The National Student Legal Defense Network is representing the students along with the civil rights law firm Relman Colfax.

 

For those who still aren’t clear on what Walden is being accused of, the story of Aljanal Carroll, one of the plaintiffs in the suit, should shed some light.

The Times reported that Carroll, 49, started taking classes at Walden in the fall of 2017, “drawn by the promise that she could complete her doctoral degree in 18 months.” She handled all of her coursework like a champ and earned a 4.0 for her master’s degree, but when it came to the capstone project needed for her to complete her degree, the approval committee dragged its feet along with her wallet and un-reclaimable time, according to the suit.

The lawsuit states that the review committee would allegedly take weeks to give her feedback for her required project. Then that feedback would amount to petty grammatical and formatting suggestions, but those suggestions would still require her to revise her work and then wait more weeks for the next committee response.
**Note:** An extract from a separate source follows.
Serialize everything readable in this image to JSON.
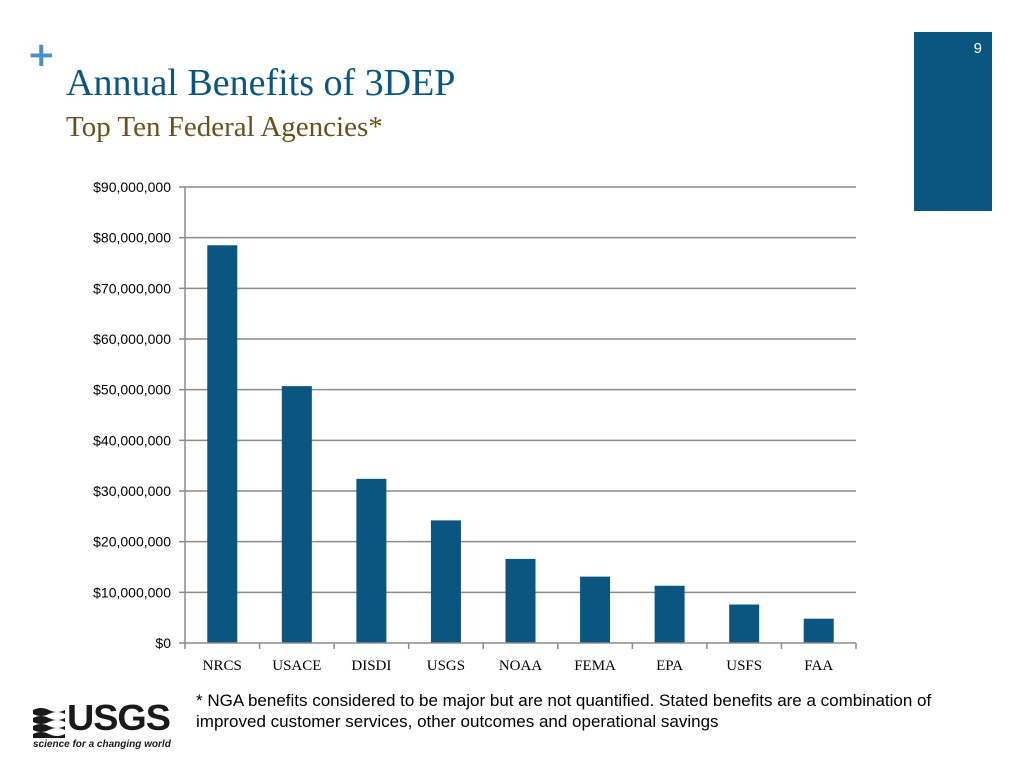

The suit claims it took another three years for her work to be approved and by that time, she had spent tens of thousands of dollars she shouldn’t have had to spend.

“It started to make me feel like I couldn’t write or speak, which didn’t make sense because I’d just earned a 4.0 for my master’s,” Carroll said. “I knew it didn’t seem right, but I was so far in it, I couldn’t turn back.”

Carroll’s story reportedly reflects that of countless students, many of whom are also plaintiffs in the class-action suit against Walden, which, by the way, has faced similar lawsuits in the past.

“The school reaped the financial gain from this scheme, stringing along students who were already deeply invested in their degree plan knowing they’d likely take the additional courses in hopes of finishing,” attorneys wrote in court filings, according to The Seattle Medium.

The attorneys also noted that in 2016, “41 percent of students across Walden’s doctoral programs identified as Black—more than seven times the national average of Black students enrolled in doctoral coursework,” and “In addition, nearly 77 percent identified as female.”

All people are trying to do is get their advanced degrees to better their professional lives. They shouldn’t have to jump through these hurdles because predatory institutions see the marginalized as mules to line their pockets at the expense of. This is gross.